The search for a purpose, Pierre has realized, is precisely that which keeps one unhappy. The purpose seems simply to live, to get on with things cheerfully if possible, rather than looking for abstractions. Pierre has emerged a renewed man.
But just because we've gained some wisdom does not necessarily mean that we will adhere to it all the time. We see this again and again in War and Peace. (It also works the other way: a lack of enthusiasm for life never lasts either and a person finds himself revived one way or another.) Prince Andrei, Pierre's friend, keeps experiencing blissful moments when he feels that the world has been transcended. Such as when, lying injured at the Battle of Austerlitz, he glimpses something indescribably special in the “lofty sky”, something that renders everything else insignificant. But however profound such moments may be, they always fade. Prince Andrei's sister, Marya Bolkonsky, who unlike her atheist brother and father, is devout, has an unshakeable faith, and tries very hard to elevate her character through religion – Marya discovers again and again that despite her best efforts and sincere intentions all kinds of irritations and jealousies torment her.
Pierre changes at the end too, but it's a lot more subtle. The Epilogue is set a few years after the war. Pierre is happily married and has children. He retains much of his newfound joy in life; people still love to be around him. You would think this would be a good way to finish, literally a “happily ever after” ending. But somehow, inexplicably, Pierre now decides to participate in political intrigue. He has just returned from an important meeting in Petersburg.
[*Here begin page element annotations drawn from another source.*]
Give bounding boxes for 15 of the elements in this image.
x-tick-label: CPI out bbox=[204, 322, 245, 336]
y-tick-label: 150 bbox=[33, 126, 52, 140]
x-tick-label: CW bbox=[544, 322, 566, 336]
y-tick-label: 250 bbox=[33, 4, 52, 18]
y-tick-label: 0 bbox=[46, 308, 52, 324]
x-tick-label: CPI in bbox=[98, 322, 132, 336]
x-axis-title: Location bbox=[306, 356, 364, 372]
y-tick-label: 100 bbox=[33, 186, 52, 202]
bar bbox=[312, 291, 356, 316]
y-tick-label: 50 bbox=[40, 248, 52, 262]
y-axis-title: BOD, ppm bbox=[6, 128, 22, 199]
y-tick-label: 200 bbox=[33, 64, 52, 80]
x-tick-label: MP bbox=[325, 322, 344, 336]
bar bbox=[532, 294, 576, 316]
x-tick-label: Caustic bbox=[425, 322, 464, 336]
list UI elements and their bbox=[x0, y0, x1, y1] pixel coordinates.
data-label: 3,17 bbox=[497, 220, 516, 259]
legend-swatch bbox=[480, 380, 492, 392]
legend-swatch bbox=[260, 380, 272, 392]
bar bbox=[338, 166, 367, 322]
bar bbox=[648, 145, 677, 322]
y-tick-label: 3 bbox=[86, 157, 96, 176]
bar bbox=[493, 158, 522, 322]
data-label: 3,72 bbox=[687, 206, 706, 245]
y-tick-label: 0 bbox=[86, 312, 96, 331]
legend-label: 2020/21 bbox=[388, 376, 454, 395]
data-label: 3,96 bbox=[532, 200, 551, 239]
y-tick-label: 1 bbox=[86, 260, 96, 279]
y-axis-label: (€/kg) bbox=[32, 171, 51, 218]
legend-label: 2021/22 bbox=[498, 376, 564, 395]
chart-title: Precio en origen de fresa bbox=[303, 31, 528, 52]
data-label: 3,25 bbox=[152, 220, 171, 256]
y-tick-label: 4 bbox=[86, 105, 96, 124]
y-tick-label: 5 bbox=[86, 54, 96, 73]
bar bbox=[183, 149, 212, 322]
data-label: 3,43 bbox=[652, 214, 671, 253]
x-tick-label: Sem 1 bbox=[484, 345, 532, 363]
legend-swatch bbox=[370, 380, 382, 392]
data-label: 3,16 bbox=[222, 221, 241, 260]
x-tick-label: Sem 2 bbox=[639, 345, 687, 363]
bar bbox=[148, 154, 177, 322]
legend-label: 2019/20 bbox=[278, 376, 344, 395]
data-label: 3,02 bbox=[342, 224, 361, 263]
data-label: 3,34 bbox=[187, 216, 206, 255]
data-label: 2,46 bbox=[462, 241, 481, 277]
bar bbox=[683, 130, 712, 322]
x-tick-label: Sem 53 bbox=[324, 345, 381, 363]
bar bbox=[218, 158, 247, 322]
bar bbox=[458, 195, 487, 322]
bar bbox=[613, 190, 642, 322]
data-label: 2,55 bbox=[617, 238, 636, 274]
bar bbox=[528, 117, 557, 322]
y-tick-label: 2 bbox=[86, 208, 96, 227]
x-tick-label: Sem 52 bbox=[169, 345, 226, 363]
He feels the current administration in Petersburg is not doing the right things, there's “thievery in the courts”, “what is young and honest, they destroy”. So “people must join hands, in order to avoid the general catastrophe”.
War and Peace ends with Pierre hinting at the creation of a rebel group – something's cooking, and it will eventually lead to the Decembrists revolt of 1825. So Pierre, who had learned from his experiences in war a few years back that there is no need for abstract purposes, now ends up again arguing for and participating in one.
To the very end, Tolstoy remains faithful to the fact that not even the most profound realizations withstand the dynamism and change that is life.